What Does Fast Fashion Really Cost?
Hidden costs affect creators and consumers
By Jessica Fromm
IT IS no secret that the fast-fashion movement has completely changed the way that young people buy clothes in America, but what is the price of this "more, now, again" approach to style? "Fast Fashion," a term coined with the rise of megachain stores like Forever 21, Top Shop and H&M, is a system that thrives on designer clothes being knocked off and sold for cheap prices at a rapid rate.
These stores operate on a high-speed business model where garment and accessories orders are sent out and new shipments arrive in almost every day of the week, thereby putting trendy looks into buyers' hands faster then they can say "copyright infringement." For example, an inexpensive reproduction of the Dolce & Gabbana cocktail dress that Megan Fox wore to the MTV Movie Awards the week before last will probably be in shoppers' eager hands this weekend. The system is great for fashionistas who want to indulge in a trendy look without paying a lot, especially if it's a trend that might be over in a few months.
Forever 21 in particular has been sued over copyright issues more than 50 times in the last four years by designers ranging from Diane von Furstenberg to Gwen Stefani, but it still hasn't changed its approach to merchandising. Dior, Alexander Wang and Lanvin are among many brands being obviously ripped off this season. Wang's see-through black minidress retails for $1,100, but at Topshop.com a very close match with a slightly different pattern is a mere $90. Dior's Diorette cocktail ring ($5,000-plus) can be found from Fred Flare, who sells a nearly identical faux babble online for $24. Then there is Lanvin's $2,875 lacquered metal navy necklace, which has a doppelganger at Forever 21 for $12.80.
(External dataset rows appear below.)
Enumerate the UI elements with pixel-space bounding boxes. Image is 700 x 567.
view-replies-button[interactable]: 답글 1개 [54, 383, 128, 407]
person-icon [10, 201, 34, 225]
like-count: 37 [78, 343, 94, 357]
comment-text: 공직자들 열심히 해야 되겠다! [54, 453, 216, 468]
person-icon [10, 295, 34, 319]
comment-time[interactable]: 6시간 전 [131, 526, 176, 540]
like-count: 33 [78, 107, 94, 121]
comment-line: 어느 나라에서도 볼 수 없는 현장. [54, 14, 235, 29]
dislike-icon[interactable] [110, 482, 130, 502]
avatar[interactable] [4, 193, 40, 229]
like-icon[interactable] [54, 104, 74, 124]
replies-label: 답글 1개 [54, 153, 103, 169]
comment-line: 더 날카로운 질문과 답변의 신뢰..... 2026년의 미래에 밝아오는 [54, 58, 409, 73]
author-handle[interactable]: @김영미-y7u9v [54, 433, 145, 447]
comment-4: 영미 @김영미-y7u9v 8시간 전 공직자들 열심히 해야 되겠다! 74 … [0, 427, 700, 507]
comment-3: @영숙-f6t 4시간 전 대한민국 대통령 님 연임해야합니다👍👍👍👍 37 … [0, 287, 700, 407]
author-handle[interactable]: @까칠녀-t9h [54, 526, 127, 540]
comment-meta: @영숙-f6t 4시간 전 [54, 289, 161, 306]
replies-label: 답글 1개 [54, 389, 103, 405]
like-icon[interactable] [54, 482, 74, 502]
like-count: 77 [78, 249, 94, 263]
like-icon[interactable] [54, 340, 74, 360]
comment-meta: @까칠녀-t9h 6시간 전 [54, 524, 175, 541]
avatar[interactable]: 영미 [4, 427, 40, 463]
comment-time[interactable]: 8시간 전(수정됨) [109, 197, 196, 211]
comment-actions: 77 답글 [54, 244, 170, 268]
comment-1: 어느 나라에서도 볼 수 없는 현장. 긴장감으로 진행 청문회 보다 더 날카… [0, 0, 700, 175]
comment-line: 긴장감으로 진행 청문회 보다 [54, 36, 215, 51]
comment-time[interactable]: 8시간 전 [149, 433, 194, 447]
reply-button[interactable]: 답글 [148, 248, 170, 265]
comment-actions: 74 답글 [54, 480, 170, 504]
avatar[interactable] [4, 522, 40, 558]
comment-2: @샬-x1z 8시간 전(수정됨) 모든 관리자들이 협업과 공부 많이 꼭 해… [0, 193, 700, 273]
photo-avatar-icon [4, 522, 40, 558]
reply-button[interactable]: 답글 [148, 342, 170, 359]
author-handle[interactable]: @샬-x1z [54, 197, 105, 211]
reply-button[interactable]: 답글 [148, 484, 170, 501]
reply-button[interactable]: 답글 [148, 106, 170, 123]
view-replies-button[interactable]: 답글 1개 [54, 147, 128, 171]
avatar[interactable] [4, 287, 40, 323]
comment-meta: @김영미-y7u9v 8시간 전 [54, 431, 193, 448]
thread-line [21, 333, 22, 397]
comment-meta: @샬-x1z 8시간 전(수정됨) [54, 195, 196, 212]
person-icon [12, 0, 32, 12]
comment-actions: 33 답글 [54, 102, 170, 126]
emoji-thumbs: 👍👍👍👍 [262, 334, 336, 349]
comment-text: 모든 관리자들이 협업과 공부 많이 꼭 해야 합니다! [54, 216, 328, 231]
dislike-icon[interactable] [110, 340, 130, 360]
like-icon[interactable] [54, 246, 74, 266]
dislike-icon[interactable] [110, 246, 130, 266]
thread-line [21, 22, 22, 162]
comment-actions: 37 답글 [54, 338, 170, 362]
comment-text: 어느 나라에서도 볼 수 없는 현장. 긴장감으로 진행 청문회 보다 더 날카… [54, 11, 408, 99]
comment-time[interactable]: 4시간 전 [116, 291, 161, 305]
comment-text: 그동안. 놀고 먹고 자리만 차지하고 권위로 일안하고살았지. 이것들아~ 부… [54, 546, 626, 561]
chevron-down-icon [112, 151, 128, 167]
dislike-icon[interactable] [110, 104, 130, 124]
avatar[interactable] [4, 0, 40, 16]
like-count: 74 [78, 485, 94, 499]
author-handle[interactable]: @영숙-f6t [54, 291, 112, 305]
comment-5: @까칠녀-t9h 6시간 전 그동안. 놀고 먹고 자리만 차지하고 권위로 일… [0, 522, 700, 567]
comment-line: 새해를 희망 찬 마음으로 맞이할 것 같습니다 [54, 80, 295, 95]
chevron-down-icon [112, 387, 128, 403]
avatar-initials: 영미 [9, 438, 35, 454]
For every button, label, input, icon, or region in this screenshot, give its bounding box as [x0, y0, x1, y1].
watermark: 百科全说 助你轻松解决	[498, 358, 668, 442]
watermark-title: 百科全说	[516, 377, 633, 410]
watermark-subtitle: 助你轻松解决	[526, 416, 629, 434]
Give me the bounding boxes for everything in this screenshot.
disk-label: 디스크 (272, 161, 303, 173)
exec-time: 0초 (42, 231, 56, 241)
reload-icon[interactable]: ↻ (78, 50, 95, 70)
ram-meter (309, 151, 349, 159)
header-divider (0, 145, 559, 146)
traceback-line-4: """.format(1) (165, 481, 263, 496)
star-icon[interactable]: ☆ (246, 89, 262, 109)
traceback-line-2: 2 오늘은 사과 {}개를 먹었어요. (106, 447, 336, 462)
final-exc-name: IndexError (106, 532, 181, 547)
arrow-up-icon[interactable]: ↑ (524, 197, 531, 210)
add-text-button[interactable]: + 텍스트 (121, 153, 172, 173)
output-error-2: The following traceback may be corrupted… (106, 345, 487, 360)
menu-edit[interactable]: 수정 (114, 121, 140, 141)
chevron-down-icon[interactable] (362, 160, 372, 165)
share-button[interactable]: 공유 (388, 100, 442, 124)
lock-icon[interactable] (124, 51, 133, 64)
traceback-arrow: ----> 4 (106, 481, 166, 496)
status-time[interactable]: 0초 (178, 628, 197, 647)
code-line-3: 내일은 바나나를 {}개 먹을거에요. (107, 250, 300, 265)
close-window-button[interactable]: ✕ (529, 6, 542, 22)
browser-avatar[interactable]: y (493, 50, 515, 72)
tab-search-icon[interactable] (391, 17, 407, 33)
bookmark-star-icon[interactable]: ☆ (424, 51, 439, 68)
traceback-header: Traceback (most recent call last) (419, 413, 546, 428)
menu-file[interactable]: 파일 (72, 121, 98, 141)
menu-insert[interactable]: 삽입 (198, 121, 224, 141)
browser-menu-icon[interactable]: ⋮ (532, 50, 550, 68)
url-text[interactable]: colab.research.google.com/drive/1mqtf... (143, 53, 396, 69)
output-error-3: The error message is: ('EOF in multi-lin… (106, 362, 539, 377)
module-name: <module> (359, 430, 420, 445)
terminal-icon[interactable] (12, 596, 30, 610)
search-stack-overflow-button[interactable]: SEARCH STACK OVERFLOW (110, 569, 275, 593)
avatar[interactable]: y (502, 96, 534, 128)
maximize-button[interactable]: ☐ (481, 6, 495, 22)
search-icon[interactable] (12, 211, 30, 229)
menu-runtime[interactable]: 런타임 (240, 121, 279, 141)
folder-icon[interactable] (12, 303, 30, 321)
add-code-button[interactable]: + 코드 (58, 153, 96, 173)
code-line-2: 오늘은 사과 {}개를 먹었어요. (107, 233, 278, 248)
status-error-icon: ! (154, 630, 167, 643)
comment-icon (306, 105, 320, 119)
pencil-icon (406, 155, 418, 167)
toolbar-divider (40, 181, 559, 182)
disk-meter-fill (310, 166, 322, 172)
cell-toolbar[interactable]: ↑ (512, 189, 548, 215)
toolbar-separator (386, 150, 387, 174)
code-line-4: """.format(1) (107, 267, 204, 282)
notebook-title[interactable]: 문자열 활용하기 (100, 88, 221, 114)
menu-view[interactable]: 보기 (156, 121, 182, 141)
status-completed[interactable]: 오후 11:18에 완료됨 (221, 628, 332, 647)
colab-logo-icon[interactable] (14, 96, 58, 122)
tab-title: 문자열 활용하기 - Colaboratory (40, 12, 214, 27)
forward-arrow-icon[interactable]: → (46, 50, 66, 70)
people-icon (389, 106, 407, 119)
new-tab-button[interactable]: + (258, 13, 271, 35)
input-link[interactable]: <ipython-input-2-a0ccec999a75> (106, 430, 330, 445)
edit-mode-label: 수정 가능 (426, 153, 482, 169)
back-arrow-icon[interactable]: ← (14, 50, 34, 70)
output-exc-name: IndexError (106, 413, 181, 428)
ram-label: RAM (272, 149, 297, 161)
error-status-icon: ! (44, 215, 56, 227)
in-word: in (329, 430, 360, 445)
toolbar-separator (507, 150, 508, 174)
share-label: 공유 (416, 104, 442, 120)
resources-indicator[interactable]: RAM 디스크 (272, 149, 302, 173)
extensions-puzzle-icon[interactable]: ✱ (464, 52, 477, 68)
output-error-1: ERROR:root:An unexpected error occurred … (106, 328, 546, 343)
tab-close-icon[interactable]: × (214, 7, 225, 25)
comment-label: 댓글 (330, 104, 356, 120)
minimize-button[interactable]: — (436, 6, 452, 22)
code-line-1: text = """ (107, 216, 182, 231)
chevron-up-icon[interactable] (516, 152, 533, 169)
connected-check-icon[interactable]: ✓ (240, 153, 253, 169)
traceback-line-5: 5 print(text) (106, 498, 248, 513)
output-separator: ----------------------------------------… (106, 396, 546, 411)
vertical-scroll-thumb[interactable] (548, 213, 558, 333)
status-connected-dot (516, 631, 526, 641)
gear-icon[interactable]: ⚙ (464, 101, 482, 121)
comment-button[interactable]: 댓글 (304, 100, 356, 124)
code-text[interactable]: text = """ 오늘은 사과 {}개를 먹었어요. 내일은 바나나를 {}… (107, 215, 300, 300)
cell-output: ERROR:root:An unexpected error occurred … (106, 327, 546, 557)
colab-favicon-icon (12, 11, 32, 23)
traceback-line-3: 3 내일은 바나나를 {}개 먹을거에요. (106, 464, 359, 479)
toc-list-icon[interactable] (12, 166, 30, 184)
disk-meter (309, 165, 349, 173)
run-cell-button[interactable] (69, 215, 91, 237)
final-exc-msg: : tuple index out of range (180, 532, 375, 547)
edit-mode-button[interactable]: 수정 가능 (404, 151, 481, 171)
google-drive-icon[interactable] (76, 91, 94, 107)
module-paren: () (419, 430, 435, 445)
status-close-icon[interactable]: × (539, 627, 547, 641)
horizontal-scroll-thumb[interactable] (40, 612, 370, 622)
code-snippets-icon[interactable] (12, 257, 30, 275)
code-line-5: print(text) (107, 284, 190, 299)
Though it's understandable that most people don't have the resources to spend a grand on a garment, fast fashion isn't all sunshine and rainbows. First of all, high-end clothing designers are hurting as much as any luxury brand in the current economy. French designer Christian Lacroix announced last month that it was filing for bankruptcy. Both big fashion houses and small-time designers are threatened when these megastores basically steal their high-end products, change them ever so slightly and sell them for much less.
The reason that designer dress you saw on Paris Hilton a fortnight ago is now sitting on a shelf at Forever 21 for $20 is because it was made in a sweatshop. This dirty truth is pervasive throughout the fashion industry but is particularly prevalent with the throwaway approach to style that has become so popular with fast fashion. Then again, should a luxury designer really expect everybody to pay thousands for what is essentially lacquered metal (Lanvin) or less then a yard of see-through fabric (Wang)?
Perhaps the solution is to find a middle ground, where a simple garment or enamel necklace isn't ridiculously marked up and also isn't selling for prices that require slave labor production. Though there is little chance that a change in fashion consumption will happen anytime soon, at least people should know that those great deals at H&M do come at a price to both artistic integrity and human rights.